With an influx of consumer purchasing decisions driving ecommerce today, retail stores are struggling to find innovative ways to keep consumers walking through their doors. Small businesses must take action in order to survive the digital evolution. Fortunately, by targeting the right consumers there are optimal ways brick-and-mortar retailers can thrive.
The Power of Touch
Stores definitely have the upper hand when it comes to physical interaction with a product. No matter how advanced ecommerce sites become with 360 degree visualization and high resolutions images, nothing compares to a consumer’s ability to touch, feel, and have a full hands-on experience with the products they are interested in buying. A majority of average shoppers, approximately 78 percent worldwide, prefer the initial engagement with the product rather than a virtual one (Retail Customer Experience, 2017).
But Retailer, I Want It Now!
We all have those Veruca Salt tendencies where we want things NOW! Brick-and-mortar stores definitely excel in that aspect. Take the Hema Supermarkets owned by Alibaba, for example. They’ve redefined the shopper’s experience by integrating online and offline shopping, deeming it “New Retail” (Alizila, 2017).
As part of the shopping experience, everything is powered by their mobile app. They can seamlessly order their groceries, check to see if it’s available in store, find detailed product content by scanning a barcode, and get everything they need within seconds. If retailers continue to incorporate consumer efficiency into their path of purchase, they will continue to have buyers walking through their doors.
As ecommerce businesses like Amazon continue to set the bar high in terms of availability, delivery, and speed, that doesn’t mean all other shopping experiences like in-store are doomed. In fact, many predict a comeback with 54 percent of shoppers confirming they still prefer it (Future of Retail, 2017).
Amazon may impress consumers with drone and same-day grocery delivery. However, the new generation of shoppers who grew up as millennials crave authentic experiences. A more personalized shopping experience is achievable in traditional brick-and-mortar stores in a similar analytical fashion as online retailers. Retailers that feature both in-store and online shopping experiences are now tracking behavioral purchasing patterns from online all the way to the door.

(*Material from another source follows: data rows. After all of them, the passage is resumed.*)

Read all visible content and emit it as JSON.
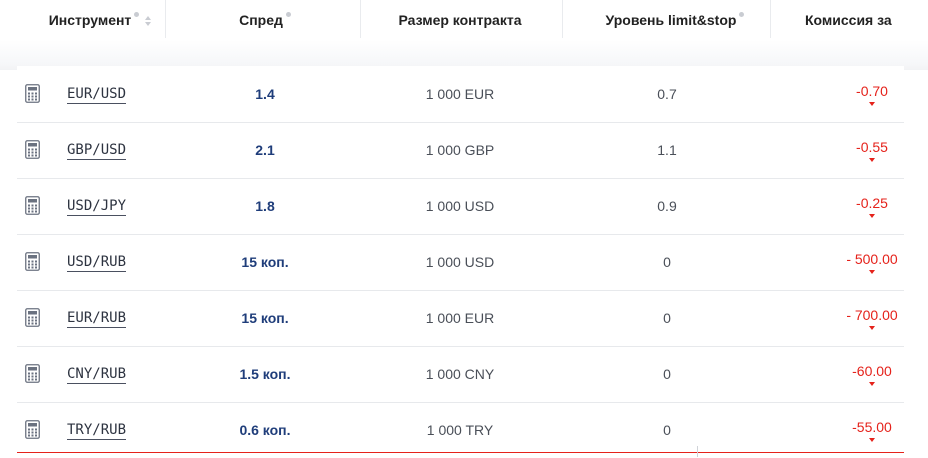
{
  "header": {
    "instrument": "Инструмент",
    "spread": "Спред",
    "contract_size": "Размер контракта",
    "limit_stop": "Уровень limit&stop",
    "commission": "Комиссия за"
  },
  "colors": {
    "accent_blue": "#1f3d7a",
    "negative_red": "#e5221b"
  },
  "rows": [
    {
      "instrument": "EUR/USD",
      "spread": "1.4",
      "contract": "1 000 EUR",
      "limit": "0.7",
      "commission": "-0.70"
    },
    {
      "instrument": "GBP/USD",
      "spread": "2.1",
      "contract": "1 000 GBP",
      "limit": "1.1",
      "commission": "-0.55"
    },
    {
      "instrument": "USD/JPY",
      "spread": "1.8",
      "contract": "1 000 USD",
      "limit": "0.9",
      "commission": "-0.25"
    },
    {
      "instrument": "USD/RUB",
      "spread": "15 коп.",
      "contract": "1 000 USD",
      "limit": "0",
      "commission": "- 500.00"
    },
    {
      "instrument": "EUR/RUB",
      "spread": "15 коп.",
      "contract": "1 000 EUR",
      "limit": "0",
      "commission": "- 700.00"
    },
    {
      "instrument": "CNY/RUB",
      "spread": "1.5 коп.",
      "contract": "1 000 CNY",
      "limit": "0",
      "commission": "-60.00"
    },
    {
      "instrument": "TRY/RUB",
      "spread": "0.6 коп.",
      "contract": "1 000 TRY",
      "limit": "0",
      "commission": "-55.00"
    }
  ]
}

For example, Sephora, a major cosmetics company inhibits both aspects. The consumer is tracked via a Beauty Insider card that the consumer provides each time they make a purchase whether it’s in-store or online. If they are purchasing online, once they log into their Beauty Insider and begin buying makeup, it automatically tracks the type of makeup they like to buy. Once you arrive at the store, it pulls that buying history from your account and begins offering recommendations via Sephora’s Visual Artist, which is an in-store augmented reality 3D facial recognition program.
The Future of Retail
In the not-so-distant future, we may even be able to expect same-day drone delivery, robot customer service and more. One thing is for certain…Companies will only continue to develop ways to intrigue consumers via a connected commerce approach.